ExtremeXOS 16.x und 21.x: Warum gibt es jetzt zwei Betriebssystempfade bei Extreme Networks?

ExtremeXOS, das Networking-Betriebssystem von Extreme Networks, wird künftig in zwei unterschiedlichen Softwarepfaden weiterentwickelt – 16.x und 21.x. Was sind die Gründe für diese Entscheidung? Und was müssen Kunden von Extreme Networks künftig beachten? Wir haben darüber mit Olaf Hagemann, SE Director DACH bei Extreme Networks, gesprochen.

Herr Hagemann, warum hat sich Extreme Networks für die Pfadtrennung bei ExtremeXOS entschieden?

Bei der Weiterentwicklung einer Software gelangt man früher oder später an einen Punkt, ab dem bestimmte Hardware von neueren Versionen nicht mehr unterstützt wird. So konnten wir beispielsweise auch ExtremeXOS 15.4 nicht mehr für alle älteren Switch-Modelle zur Verfügung stellen. Um eine Software-Version mit einer Hardware-Plattform kompatibel zu machen, müssen wir den Hardware Abstraction Layer für die jeweiligen Chip-Sätze einpflegen und den Chip-spezifischen Microcode in jede Software-Version integrieren. Das macht die Entwicklung langsamer und den Code größer. Die Version 15.4 wäre dadurch so groß geworden, dass sie nicht mehr in den Speicher der Summit X250e-Geräte gepasst hatte. Daher endet die Software-Unterstützung für einige unserer Switches mit ExtremeXOS 15.3.

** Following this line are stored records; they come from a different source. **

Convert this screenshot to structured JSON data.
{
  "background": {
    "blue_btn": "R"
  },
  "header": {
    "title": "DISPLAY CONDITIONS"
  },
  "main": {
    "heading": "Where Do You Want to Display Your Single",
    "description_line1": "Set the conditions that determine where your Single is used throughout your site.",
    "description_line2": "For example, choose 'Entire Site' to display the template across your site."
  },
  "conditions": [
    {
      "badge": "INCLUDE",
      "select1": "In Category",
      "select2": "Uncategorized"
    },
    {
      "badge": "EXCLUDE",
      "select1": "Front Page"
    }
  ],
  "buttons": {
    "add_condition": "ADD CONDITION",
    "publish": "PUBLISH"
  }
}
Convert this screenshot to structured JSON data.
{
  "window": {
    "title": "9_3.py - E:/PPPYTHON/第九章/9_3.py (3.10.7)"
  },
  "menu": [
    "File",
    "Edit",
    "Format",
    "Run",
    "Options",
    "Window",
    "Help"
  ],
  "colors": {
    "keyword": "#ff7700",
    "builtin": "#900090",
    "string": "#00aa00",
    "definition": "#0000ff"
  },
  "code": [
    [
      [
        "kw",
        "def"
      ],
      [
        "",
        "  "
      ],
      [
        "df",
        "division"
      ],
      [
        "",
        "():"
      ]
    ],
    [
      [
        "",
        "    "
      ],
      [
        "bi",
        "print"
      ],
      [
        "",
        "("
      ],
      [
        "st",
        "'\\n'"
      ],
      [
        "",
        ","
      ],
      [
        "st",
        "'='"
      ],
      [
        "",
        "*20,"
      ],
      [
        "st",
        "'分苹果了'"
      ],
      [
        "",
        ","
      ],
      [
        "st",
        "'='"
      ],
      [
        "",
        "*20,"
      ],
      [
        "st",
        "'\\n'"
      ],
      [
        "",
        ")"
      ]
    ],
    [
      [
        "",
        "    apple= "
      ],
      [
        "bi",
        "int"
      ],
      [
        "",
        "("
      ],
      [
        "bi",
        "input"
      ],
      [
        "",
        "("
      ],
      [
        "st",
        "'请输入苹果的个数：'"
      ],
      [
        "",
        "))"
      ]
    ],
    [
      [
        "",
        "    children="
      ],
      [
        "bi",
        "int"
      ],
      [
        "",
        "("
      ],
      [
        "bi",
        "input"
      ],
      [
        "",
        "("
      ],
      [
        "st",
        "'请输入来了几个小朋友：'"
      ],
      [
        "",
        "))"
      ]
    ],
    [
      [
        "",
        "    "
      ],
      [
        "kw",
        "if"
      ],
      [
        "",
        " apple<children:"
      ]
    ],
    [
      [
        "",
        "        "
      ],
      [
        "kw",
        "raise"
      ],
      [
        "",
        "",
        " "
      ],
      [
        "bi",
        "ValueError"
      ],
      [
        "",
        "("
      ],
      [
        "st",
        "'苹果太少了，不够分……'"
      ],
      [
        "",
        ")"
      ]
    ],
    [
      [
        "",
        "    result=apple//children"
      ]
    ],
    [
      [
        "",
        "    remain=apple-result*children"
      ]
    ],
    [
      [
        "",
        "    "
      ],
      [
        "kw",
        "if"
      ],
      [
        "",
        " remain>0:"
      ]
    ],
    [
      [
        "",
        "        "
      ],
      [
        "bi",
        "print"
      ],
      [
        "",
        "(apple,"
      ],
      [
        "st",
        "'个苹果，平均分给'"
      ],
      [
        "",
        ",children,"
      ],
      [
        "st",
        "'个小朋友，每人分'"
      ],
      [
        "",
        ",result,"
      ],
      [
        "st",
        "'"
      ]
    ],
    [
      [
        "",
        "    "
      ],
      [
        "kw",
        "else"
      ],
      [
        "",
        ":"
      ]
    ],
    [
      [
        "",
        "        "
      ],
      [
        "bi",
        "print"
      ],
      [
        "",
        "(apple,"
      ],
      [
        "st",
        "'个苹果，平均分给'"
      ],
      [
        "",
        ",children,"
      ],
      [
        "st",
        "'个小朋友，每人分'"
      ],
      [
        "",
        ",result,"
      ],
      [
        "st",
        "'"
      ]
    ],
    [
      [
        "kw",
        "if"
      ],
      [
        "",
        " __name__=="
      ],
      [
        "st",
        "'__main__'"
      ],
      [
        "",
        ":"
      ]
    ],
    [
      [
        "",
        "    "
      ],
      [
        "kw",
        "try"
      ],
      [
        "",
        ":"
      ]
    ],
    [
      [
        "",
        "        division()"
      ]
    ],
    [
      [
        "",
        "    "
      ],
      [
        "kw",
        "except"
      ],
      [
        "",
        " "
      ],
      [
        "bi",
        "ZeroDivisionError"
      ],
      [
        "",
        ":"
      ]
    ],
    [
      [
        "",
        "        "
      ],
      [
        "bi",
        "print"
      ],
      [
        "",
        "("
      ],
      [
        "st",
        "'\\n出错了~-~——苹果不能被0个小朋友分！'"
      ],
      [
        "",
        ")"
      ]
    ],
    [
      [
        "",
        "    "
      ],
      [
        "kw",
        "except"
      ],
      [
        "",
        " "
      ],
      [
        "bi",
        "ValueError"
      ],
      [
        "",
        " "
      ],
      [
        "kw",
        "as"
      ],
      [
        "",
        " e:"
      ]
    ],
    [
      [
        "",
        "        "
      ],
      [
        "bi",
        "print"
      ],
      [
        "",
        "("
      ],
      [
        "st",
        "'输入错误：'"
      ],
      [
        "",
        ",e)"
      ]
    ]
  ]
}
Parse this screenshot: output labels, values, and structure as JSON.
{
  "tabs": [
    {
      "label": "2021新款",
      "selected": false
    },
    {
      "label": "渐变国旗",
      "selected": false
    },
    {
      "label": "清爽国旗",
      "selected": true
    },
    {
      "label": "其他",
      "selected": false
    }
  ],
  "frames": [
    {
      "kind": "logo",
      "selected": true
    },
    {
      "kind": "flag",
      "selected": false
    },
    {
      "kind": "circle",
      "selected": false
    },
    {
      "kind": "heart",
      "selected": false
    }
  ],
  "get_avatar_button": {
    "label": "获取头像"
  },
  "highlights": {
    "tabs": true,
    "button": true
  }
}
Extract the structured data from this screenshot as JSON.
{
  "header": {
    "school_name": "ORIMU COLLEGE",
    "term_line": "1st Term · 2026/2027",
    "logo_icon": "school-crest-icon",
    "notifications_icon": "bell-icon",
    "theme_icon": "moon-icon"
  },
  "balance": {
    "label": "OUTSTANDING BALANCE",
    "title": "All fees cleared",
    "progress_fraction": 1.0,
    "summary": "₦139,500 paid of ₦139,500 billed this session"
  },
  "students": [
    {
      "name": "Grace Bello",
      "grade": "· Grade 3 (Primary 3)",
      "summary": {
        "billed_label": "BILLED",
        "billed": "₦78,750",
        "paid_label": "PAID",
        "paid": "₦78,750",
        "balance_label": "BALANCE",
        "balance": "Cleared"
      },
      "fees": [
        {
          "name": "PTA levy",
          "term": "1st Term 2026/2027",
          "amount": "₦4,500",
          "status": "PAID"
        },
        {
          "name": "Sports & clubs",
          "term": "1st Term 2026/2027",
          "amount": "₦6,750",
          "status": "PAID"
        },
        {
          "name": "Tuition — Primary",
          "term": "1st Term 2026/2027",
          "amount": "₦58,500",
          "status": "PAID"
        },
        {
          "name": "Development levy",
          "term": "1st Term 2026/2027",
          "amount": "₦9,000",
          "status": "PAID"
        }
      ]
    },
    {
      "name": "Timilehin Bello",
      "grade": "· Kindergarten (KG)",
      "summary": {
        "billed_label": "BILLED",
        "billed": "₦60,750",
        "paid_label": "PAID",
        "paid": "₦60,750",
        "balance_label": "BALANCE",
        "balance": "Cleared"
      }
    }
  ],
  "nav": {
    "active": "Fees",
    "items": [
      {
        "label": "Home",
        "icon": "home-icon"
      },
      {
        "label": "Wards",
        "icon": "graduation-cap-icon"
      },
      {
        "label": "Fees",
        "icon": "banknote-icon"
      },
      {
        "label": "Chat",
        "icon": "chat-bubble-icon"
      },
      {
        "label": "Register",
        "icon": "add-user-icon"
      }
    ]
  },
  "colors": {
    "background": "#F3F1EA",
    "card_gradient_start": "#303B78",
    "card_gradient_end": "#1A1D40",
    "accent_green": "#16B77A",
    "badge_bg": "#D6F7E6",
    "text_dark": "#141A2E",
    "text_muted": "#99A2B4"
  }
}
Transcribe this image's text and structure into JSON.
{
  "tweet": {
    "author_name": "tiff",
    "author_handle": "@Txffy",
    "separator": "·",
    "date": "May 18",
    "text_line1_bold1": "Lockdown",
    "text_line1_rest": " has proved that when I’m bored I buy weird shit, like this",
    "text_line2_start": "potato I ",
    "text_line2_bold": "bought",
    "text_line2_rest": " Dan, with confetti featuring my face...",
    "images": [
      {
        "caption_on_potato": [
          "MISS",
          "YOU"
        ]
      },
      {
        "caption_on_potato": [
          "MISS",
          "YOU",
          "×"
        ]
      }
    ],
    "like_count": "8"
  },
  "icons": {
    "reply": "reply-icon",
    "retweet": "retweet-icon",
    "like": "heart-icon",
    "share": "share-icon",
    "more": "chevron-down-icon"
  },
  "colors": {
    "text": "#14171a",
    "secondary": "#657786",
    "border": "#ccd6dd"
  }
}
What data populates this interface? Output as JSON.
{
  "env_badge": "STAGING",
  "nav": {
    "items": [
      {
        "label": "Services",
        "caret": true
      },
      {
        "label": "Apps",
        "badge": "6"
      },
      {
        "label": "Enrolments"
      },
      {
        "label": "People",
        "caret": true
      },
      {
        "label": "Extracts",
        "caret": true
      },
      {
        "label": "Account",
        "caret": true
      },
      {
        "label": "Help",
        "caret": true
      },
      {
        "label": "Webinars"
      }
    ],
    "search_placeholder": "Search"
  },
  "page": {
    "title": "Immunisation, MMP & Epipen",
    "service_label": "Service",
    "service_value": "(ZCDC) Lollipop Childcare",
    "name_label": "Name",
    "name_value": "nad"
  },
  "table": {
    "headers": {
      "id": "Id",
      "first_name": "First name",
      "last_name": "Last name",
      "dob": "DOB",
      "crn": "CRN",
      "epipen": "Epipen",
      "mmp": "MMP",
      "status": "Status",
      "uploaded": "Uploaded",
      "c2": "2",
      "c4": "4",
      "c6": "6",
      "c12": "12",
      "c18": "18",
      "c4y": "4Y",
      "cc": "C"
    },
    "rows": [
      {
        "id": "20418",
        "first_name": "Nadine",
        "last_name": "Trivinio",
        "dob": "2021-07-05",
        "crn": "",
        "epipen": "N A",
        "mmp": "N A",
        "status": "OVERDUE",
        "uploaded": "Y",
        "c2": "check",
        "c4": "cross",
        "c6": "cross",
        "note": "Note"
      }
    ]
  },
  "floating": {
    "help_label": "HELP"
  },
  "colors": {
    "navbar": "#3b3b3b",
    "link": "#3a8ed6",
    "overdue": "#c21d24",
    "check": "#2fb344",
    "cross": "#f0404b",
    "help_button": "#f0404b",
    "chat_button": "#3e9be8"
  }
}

Nach ExtremeXOS 16.1 haben wir nun wieder die Situation, dass bestimmte neue Software-Funktionen von älterer Hardware nicht mehr unterstützt werden. So setzt beispielsweise die Technologie Virtual Extensible LAN (VXLAN) auch VXLAN-fähige Chipsätze voraus. Daher haben wir uns entschieden, den Betriebssystempfad aufzuteilen und für die Switches der neuesten Generation (G2) die Entwicklung mit Version 21.1. fortzusetzen. Allerdings werden wir auch den 16er-Pfad weiterentwickeln und mit neuen Funktionen erweitern. Nach der Version 16.2, die im Juni 2016 erscheinen wird, folgt dann auch eine Version 16.3 – und in Zukunft kommen möglicherweise noch Versionen 17, 18 und 19 hinzu. Wir haben hier bewusst schon etwas Abstand für künftige Releases gelassen.

Was sind die Vorteile dieser Pfadaufteilung?

Unser Ziel ist vor allem, die Release-Zyklen zu verkürzen. Wir können beispielsweise in der Software 21.x auf die BlackDiamond Chassis-Unterstützung verzichten, da diese nur im 16er-Pfad weitergeführt wird. Das beschleunigt die Entwicklung und spart uns enormen Testaufwand. Ein weiterer Vorteil der Pfadaufteilung ist, dass auch die Anwender von älteren Switches von der Weiterentwicklung unserer Software profitieren und regelmäßig neue Features für ihre Infrastruktur erhalten. So wird beispielsweise ExtremeXOS 16.2 viele Datacenter- und Enterprise-relevante Funktionen von XOS 21.1 enthalten. Aber einige neue Technologien wie VXLAN werden eben nur noch von ExtremeXOS 21.x unterstützt.

Was sollten Kunden beachten?

Allen Kunden, die heute eine Netzwerkinfrastruktur „auf der grünen Wiese“ mit Extreme Networks-Komponenten aufbauen, empfehlen wir auf jeden Fall, Geräte mit ExtremeXOS 21.x einzusetzen. Wir versuchen grundsätzlich, die Preise für die Nachfolgegeräte eines bestimmten Modells konstant zu halten – mit den G2-Switches erhalten Kunden daher heute verbesserte Leistung und Funktionalität ohne Aufpreis gegenüber den G1-Geräten.

Kunden mit einer vorhandenen Infrastruktur haben nun die Wahl, entweder weiterhin auf Geräte des 16er-Pfads zu setzen oder schrittweise Switches der neuen Generation einführen. Ein Mischbetrieb von Switches mit unterschiedlichen Betriebssystemversionen ist grundsätzlich problemlos möglich. Lediglich softwareübergreifendes Stacking wird nicht unterstützt. Daher können ältere Switches nicht mit den neuesten Switches in einem Stack betrieben werden.